The above exersice helped us understand the movies dataset better. Now we have answers to some interesting questions. The following is the summary of the analysis:

Drama, Comedy and Thriller are the top genres. As seen in the bar chart and wordcloud
US has the most thriving movie industry, and movies are being produced since the early-mid nineties. Japan, Italy, Germany and France being only other countries which produced significant number of movies before 1980s.
India has significantly higher average movie budget (~100 M$) than other countries.
New Zealand tops the average movie revenue (~90 M$), and is significantly higher than the second highest Taiwan.
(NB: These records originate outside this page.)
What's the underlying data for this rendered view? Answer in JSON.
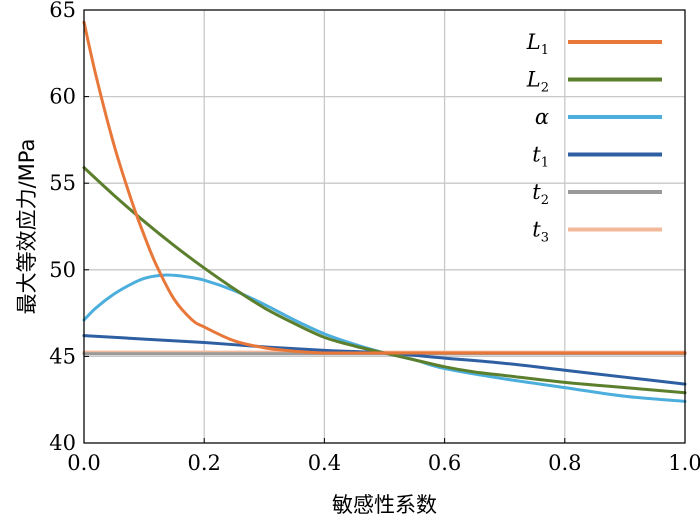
{
  "chart_data": {
    "type": "line",
    "xlabel": "敏感性系数",
    "ylabel": "最大等效应力/MPa",
    "xlim": [
      0,
      1
    ],
    "ylim": [
      40,
      65
    ],
    "xticks": [
      "0.0",
      "0.2",
      "0.4",
      "0.6",
      "0.8",
      "1.0"
    ],
    "xtick_values": [
      0,
      0.2,
      0.4,
      0.6,
      0.8,
      1.0
    ],
    "yticks": [
      "40",
      "45",
      "50",
      "55",
      "60",
      "65"
    ],
    "ytick_values": [
      40,
      45,
      50,
      55,
      60,
      65
    ],
    "grid": true,
    "legend_position": "top-right",
    "series": [
      {
        "name": "L",
        "subscript": "1",
        "color": "#E8773A",
        "x": [
          0,
          0.02,
          0.05,
          0.08,
          0.1,
          0.12,
          0.15,
          0.18,
          0.2,
          0.25,
          0.3,
          0.35,
          0.4,
          0.45,
          0.5,
          0.6,
          0.7,
          0.8,
          0.9,
          1.0
        ],
        "y": [
          64.3,
          61.2,
          57.2,
          53.9,
          52.0,
          50.3,
          48.3,
          47.1,
          46.7,
          45.9,
          45.5,
          45.3,
          45.2,
          45.2,
          45.2,
          45.2,
          45.2,
          45.2,
          45.2,
          45.2
        ]
      },
      {
        "name": "L",
        "subscript": "2",
        "color": "#5C7F2E",
        "x": [
          0,
          0.05,
          0.1,
          0.15,
          0.2,
          0.25,
          0.3,
          0.35,
          0.4,
          0.45,
          0.5,
          0.55,
          0.6,
          0.65,
          0.7,
          0.8,
          0.9,
          1.0
        ],
        "y": [
          55.9,
          54.3,
          52.8,
          51.4,
          50.1,
          48.9,
          47.8,
          46.9,
          46.1,
          45.6,
          45.2,
          44.8,
          44.4,
          44.1,
          43.9,
          43.5,
          43.2,
          42.9
        ]
      },
      {
        "name": "α",
        "subscript": "",
        "color": "#4BAEDC",
        "x": [
          0,
          0.02,
          0.05,
          0.08,
          0.1,
          0.12,
          0.14,
          0.17,
          0.2,
          0.25,
          0.3,
          0.35,
          0.4,
          0.45,
          0.5,
          0.55,
          0.6,
          0.7,
          0.8,
          0.9,
          1.0
        ],
        "y": [
          47.1,
          47.8,
          48.6,
          49.2,
          49.5,
          49.65,
          49.7,
          49.6,
          49.4,
          48.8,
          48.0,
          47.1,
          46.3,
          45.7,
          45.2,
          44.8,
          44.3,
          43.7,
          43.2,
          42.7,
          42.4
        ]
      },
      {
        "name": "t",
        "subscript": "1",
        "color": "#2E5FA3",
        "x": [
          0,
          0.1,
          0.2,
          0.3,
          0.4,
          0.5,
          0.6,
          0.7,
          0.8,
          0.9,
          1.0
        ],
        "y": [
          46.2,
          46.0,
          45.8,
          45.55,
          45.35,
          45.2,
          44.9,
          44.6,
          44.2,
          43.8,
          43.4
        ]
      },
      {
        "name": "t",
        "subscript": "2",
        "color": "#9A9A9A",
        "x": [
          0,
          1.0
        ],
        "y": [
          45.15,
          45.15
        ]
      },
      {
        "name": "t",
        "subscript": "3",
        "color": "#F2B89A",
        "x": [
          0,
          1.0
        ],
        "y": [
          45.25,
          45.25
        ]
      }
    ]
  }
}
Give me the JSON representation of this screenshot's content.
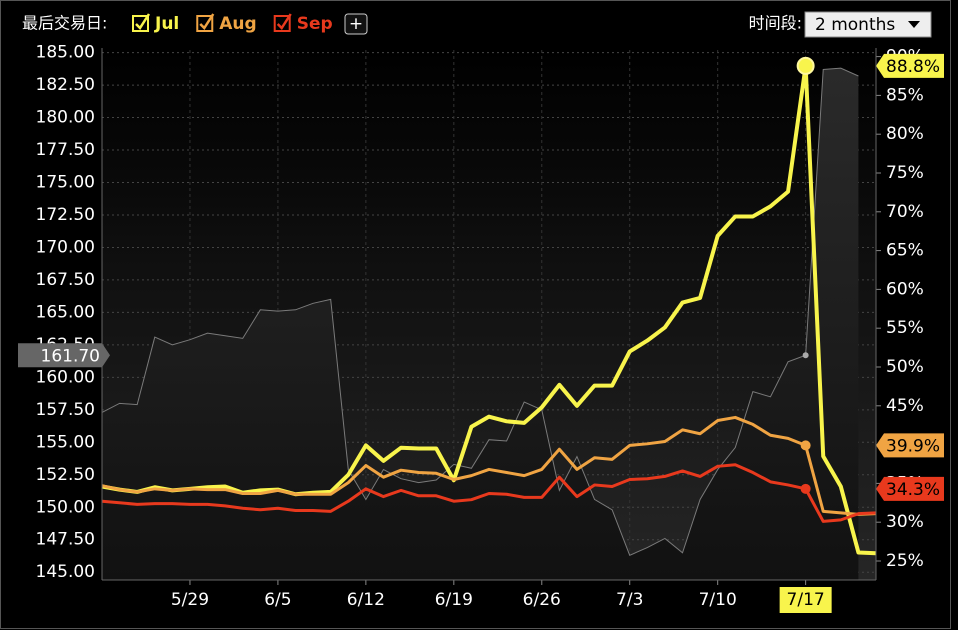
{
  "header": {
    "last_trade_label": "最后交易日:",
    "add_button": "+",
    "period_label": "时间段:",
    "period_value": "2 months"
  },
  "chart_data": {
    "type": "line",
    "categories": [
      null,
      null,
      null,
      null,
      null,
      "5/29",
      null,
      null,
      null,
      null,
      "6/5",
      null,
      null,
      null,
      null,
      "6/12",
      null,
      null,
      null,
      null,
      "6/19",
      null,
      null,
      null,
      null,
      "6/26",
      null,
      null,
      null,
      null,
      "7/3",
      null,
      null,
      null,
      null,
      "7/10",
      null,
      null,
      null,
      null,
      "7/17",
      null,
      null,
      null,
      null
    ],
    "series": [
      {
        "name": "Jul",
        "color": "#f8f44c",
        "axis": "y2",
        "values": [
          34.6,
          34.2,
          33.9,
          34.5,
          34.1,
          34.3,
          34.5,
          34.6,
          33.8,
          34.1,
          34.2,
          33.6,
          33.8,
          33.9,
          36.1,
          39.9,
          37.9,
          39.6,
          39.5,
          39.5,
          35.4,
          42.3,
          43.6,
          43.0,
          42.8,
          44.8,
          47.7,
          45.0,
          47.6,
          47.6,
          52.0,
          53.4,
          55.1,
          58.3,
          58.9,
          66.9,
          69.4,
          69.4,
          70.7,
          72.6,
          88.8,
          38.5,
          34.6,
          26.1,
          26.0
        ],
        "value_labels": [
          null,
          null,
          null,
          null,
          null,
          null,
          null,
          null,
          null,
          null,
          null,
          null,
          null,
          null,
          null,
          null,
          null,
          null,
          null,
          null,
          null,
          null,
          null,
          null,
          null,
          null,
          null,
          null,
          null,
          null,
          null,
          null,
          null,
          null,
          null,
          null,
          null,
          null,
          null,
          null,
          "88.8%",
          null,
          null,
          null,
          null
        ]
      },
      {
        "name": "Aug",
        "color": "#f0a443",
        "axis": "y2",
        "values": [
          34.7,
          34.2,
          33.9,
          34.3,
          34.1,
          34.3,
          34.2,
          34.2,
          33.7,
          33.7,
          34.1,
          33.6,
          33.6,
          33.6,
          35.1,
          37.3,
          35.8,
          36.7,
          36.4,
          36.3,
          35.5,
          36.0,
          36.8,
          36.4,
          36.0,
          36.8,
          39.4,
          36.8,
          38.3,
          38.1,
          39.9,
          40.1,
          40.4,
          41.9,
          41.4,
          43.1,
          43.5,
          42.6,
          41.2,
          40.8,
          39.9,
          31.4,
          31.2,
          31.0,
          31.1
        ],
        "value_labels": [
          null,
          null,
          null,
          null,
          null,
          null,
          null,
          null,
          null,
          null,
          null,
          null,
          null,
          null,
          null,
          null,
          null,
          null,
          null,
          null,
          null,
          null,
          null,
          null,
          null,
          null,
          null,
          null,
          null,
          null,
          null,
          null,
          null,
          null,
          null,
          null,
          null,
          null,
          null,
          null,
          "39.9%",
          null,
          null,
          null,
          null
        ]
      },
      {
        "name": "Sep",
        "color": "#e8391d",
        "axis": "y2",
        "values": [
          32.7,
          32.5,
          32.3,
          32.4,
          32.4,
          32.3,
          32.3,
          32.1,
          31.8,
          31.6,
          31.8,
          31.5,
          31.5,
          31.4,
          32.7,
          34.3,
          33.3,
          34.1,
          33.4,
          33.4,
          32.7,
          32.9,
          33.7,
          33.6,
          33.2,
          33.2,
          35.8,
          33.3,
          34.8,
          34.6,
          35.5,
          35.6,
          35.9,
          36.6,
          35.9,
          37.2,
          37.4,
          36.4,
          35.2,
          34.8,
          34.3,
          30.1,
          30.3,
          31.1,
          31.2
        ],
        "value_labels": [
          null,
          null,
          null,
          null,
          null,
          null,
          null,
          null,
          null,
          null,
          null,
          null,
          null,
          null,
          null,
          null,
          null,
          null,
          null,
          null,
          null,
          null,
          null,
          null,
          null,
          null,
          null,
          null,
          null,
          null,
          null,
          null,
          null,
          null,
          null,
          null,
          null,
          null,
          null,
          null,
          "34.3%",
          null,
          null,
          null,
          null
        ]
      }
    ],
    "area": {
      "color": "#7a7a7a",
      "axis": "y",
      "values": [
        157.3,
        158.0,
        157.9,
        163.1,
        162.5,
        162.9,
        163.4,
        163.2,
        163.0,
        165.2,
        165.1,
        165.2,
        165.7,
        166.0,
        152.9,
        150.6,
        152.9,
        152.2,
        151.9,
        152.1,
        153.3,
        153.0,
        155.2,
        155.1,
        158.1,
        157.5,
        151.3,
        153.9,
        150.6,
        149.8,
        146.3,
        146.9,
        147.6,
        146.5,
        150.6,
        152.9,
        154.6,
        158.9,
        158.5,
        161.2,
        161.7,
        183.7,
        183.8,
        183.2,
        null
      ],
      "value_labels": [
        null,
        null,
        null,
        null,
        null,
        null,
        null,
        null,
        null,
        null,
        null,
        null,
        null,
        null,
        null,
        null,
        null,
        null,
        null,
        null,
        null,
        null,
        null,
        null,
        null,
        null,
        null,
        null,
        null,
        null,
        null,
        null,
        null,
        null,
        null,
        null,
        null,
        null,
        null,
        null,
        "161.70",
        null,
        null,
        null,
        null
      ]
    },
    "ylim": [
      144.4,
      185.2
    ],
    "yticks": [
      {
        "value": 145,
        "label": "145.00"
      },
      {
        "value": 147.5,
        "label": "147.50"
      },
      {
        "value": 150,
        "label": "150.00"
      },
      {
        "value": 152.5,
        "label": "152.50"
      },
      {
        "value": 155,
        "label": "155.00"
      },
      {
        "value": 157.5,
        "label": "157.50"
      },
      {
        "value": 160,
        "label": "160.00"
      },
      {
        "value": 162.5,
        "label": "162.50"
      },
      {
        "value": 165,
        "label": "165.00"
      },
      {
        "value": 167.5,
        "label": "167.50"
      },
      {
        "value": 170,
        "label": "170.00"
      },
      {
        "value": 172.5,
        "label": "172.50"
      },
      {
        "value": 175,
        "label": "175.00"
      },
      {
        "value": 177.5,
        "label": "177.50"
      },
      {
        "value": 180,
        "label": "180.00"
      },
      {
        "value": 182.5,
        "label": "182.50"
      },
      {
        "value": 185,
        "label": "185.00"
      }
    ],
    "y2lim": [
      22.55,
      90.85
    ],
    "y2ticks": [
      {
        "value": 25,
        "label": "25%"
      },
      {
        "value": 30,
        "label": "30%"
      },
      {
        "value": 35,
        "label": "35%"
      },
      {
        "value": 40,
        "label": "40%"
      },
      {
        "value": 45,
        "label": "45%"
      },
      {
        "value": 50,
        "label": "50%"
      },
      {
        "value": 55,
        "label": "55%"
      },
      {
        "value": 60,
        "label": "60%"
      },
      {
        "value": 65,
        "label": "65%"
      },
      {
        "value": 70,
        "label": "70%"
      },
      {
        "value": 75,
        "label": "75%"
      },
      {
        "value": 80,
        "label": "80%"
      },
      {
        "value": 85,
        "label": "85%"
      },
      {
        "value": 90,
        "label": "90%"
      }
    ],
    "grid": true
  }
}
English is the language in which most movies are made. And USA produces movies in 14 languages, most by any country
Average movie IMDB Score is 6.4 and 90% of movies have a score between 8.1 and 4.3. IMDB scores follow a bell shaped distribution. So any movie having a score of more than 8.1 would be one of the top 5% movies in the world.
Movies with higher IMDB score tend to have higher revenue. Here IMDB score and Revenue might be correlated. People prefer to watch famous and good movies.
Significant number of movies go into loss.